Acredito que tenha sido em uma quarta-feira de noite que depois de sair do bar, eu cheguei em casa e botei tudo pra fora. Olhei o resultado flutuando... triste. Na quinta pela manhã me obriguei a faltar o trabalho por uma causa maior. Fui ver um enfermeiro que conhecia pra saber se ele não me poderia indicar algum grupo de apoio ou algo do gênero. Pronto, consegui chegar até aqui (no caso a sala de reuniões) mas de qualquer maneira menti no trabalho alegando sonolência e cansaço.
Depois de tudo explicado, me perguntaram qual, afinal, ou melhor, pra começar, qual das opções era o meu vício, especificamente em que eu era viciado. Admiti de cara. Eu preciso escrever. O tempo todo, eu quero escrever e contar a todos as minhas idéias e pensamentos mais diversos. Nem sempre isso acontece com a escrita, as vezes é vontade de montar coisas com as própias mãos. Nem que seja de lego ou algo facilmente moldável, eu prefiro fazer eu mesmo que comprar pronto. Mas o pior é a escrita. Antigamente eu escrevia mais de uma vez no mesmo papel utilizando lapis e principalmente borracha. Não importava que ninguém, nem mesmo eu, lesse. O que eu preciso é despejar a criatividade, expulsar esse mal de mim. Atualmente qualquer idéia que me parece tão simples, crua, nua, normal e razoável, é de completa repugnância para qualquer pessoa... me perdoem mas... eu não resisti e tive que escrever em letras miúdas na porta de entrada.

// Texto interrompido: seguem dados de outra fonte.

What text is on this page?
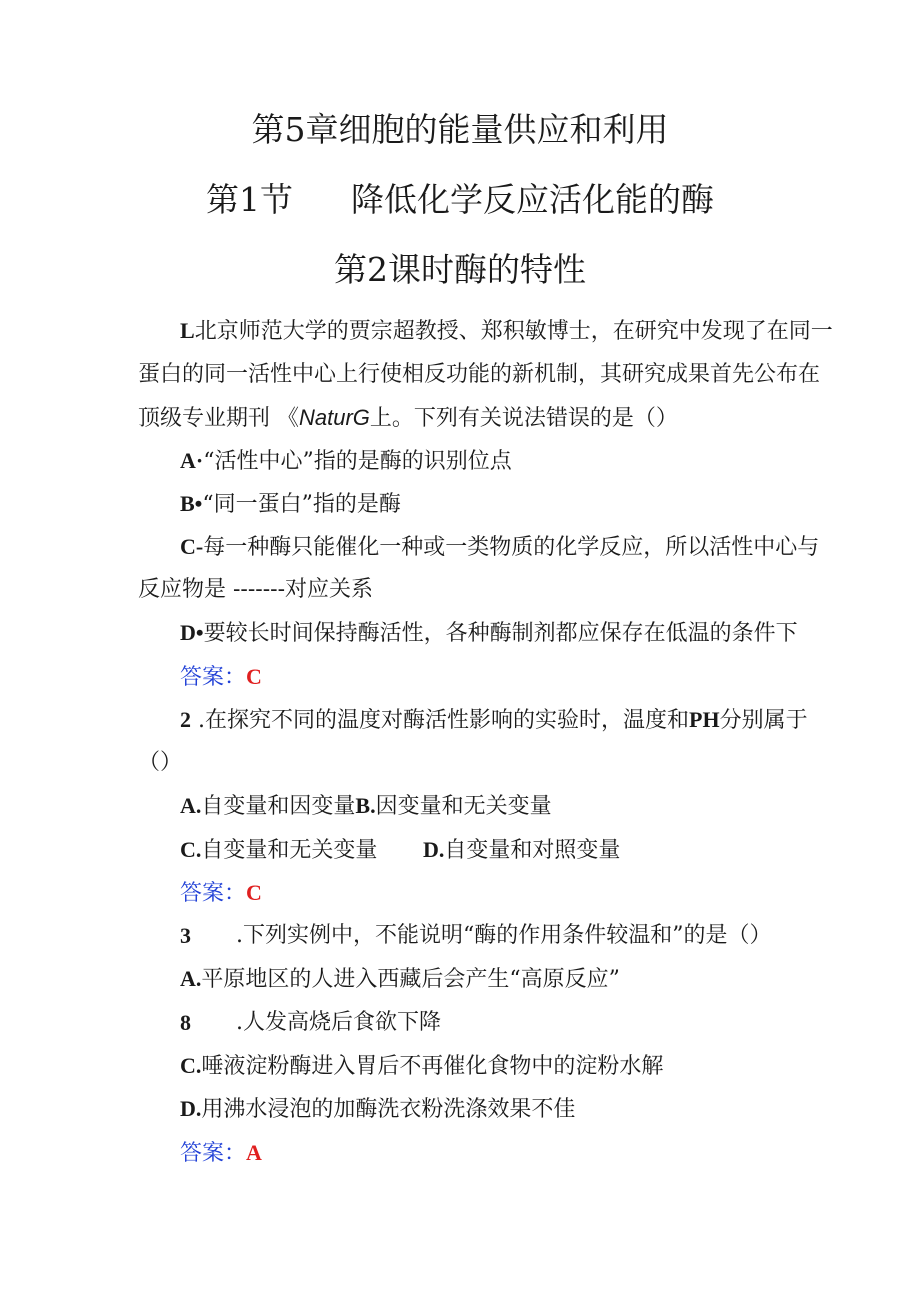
第5章细胞的能量供应和利用
第1节 降低化学反应活化能的酶
第2课时酶的特性
L北京师范大学的贾宗超教授、郑积敏博士，在研究中发现了在同一
蛋白的同一活性中心上行使相反功能的新机制，其研究成果首先公布在
顶级专业期刊 《NaturG上。下列有关说法错误的是（）
A·“活性中心”指的是酶的识别位点
B•“同一蛋白”指的是酶
C-每一种酶只能催化一种或一类物质的化学反应，所以活性中心与
反应物是 -------对应关系
D•要较长时间保持酶活性，各种酶制剂都应保存在低温的条件下
答案：C
2 .在探究不同的温度对酶活性影响的实验时，温度和PH分别属于
（）
A.自变量和因变量B.因变量和无关变量
C.自变量和无关变量 D.自变量和对照变量
答案：C
3 .下列实例中，不能说明“酶的作用条件较温和”的是（）
A.平原地区的人进入西藏后会产生“高原反应”
8 .人发高烧后食欲下降
C.唾液淀粉酶进入胃后不再催化食物中的淀粉水解
D.用沸水浸泡的加酶洗衣粉洗涤效果不佳
答案：A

Alcóolatras Anônimos, afinal quem no mundo pensaria que isso pode ser um grupo de Artistas Anônimos?

2 comentários:

Anônimo disse...

ótimo texto.. e com certeza o q vc faz de melhor é escrever. =]

beijos

G. Marelli disse...

Ai cara, que final tri! Muito criativo!

Mas eu saquei a alfinetada: "Déboina (o da modinha)"

da modinha, tu vai ver da modinha...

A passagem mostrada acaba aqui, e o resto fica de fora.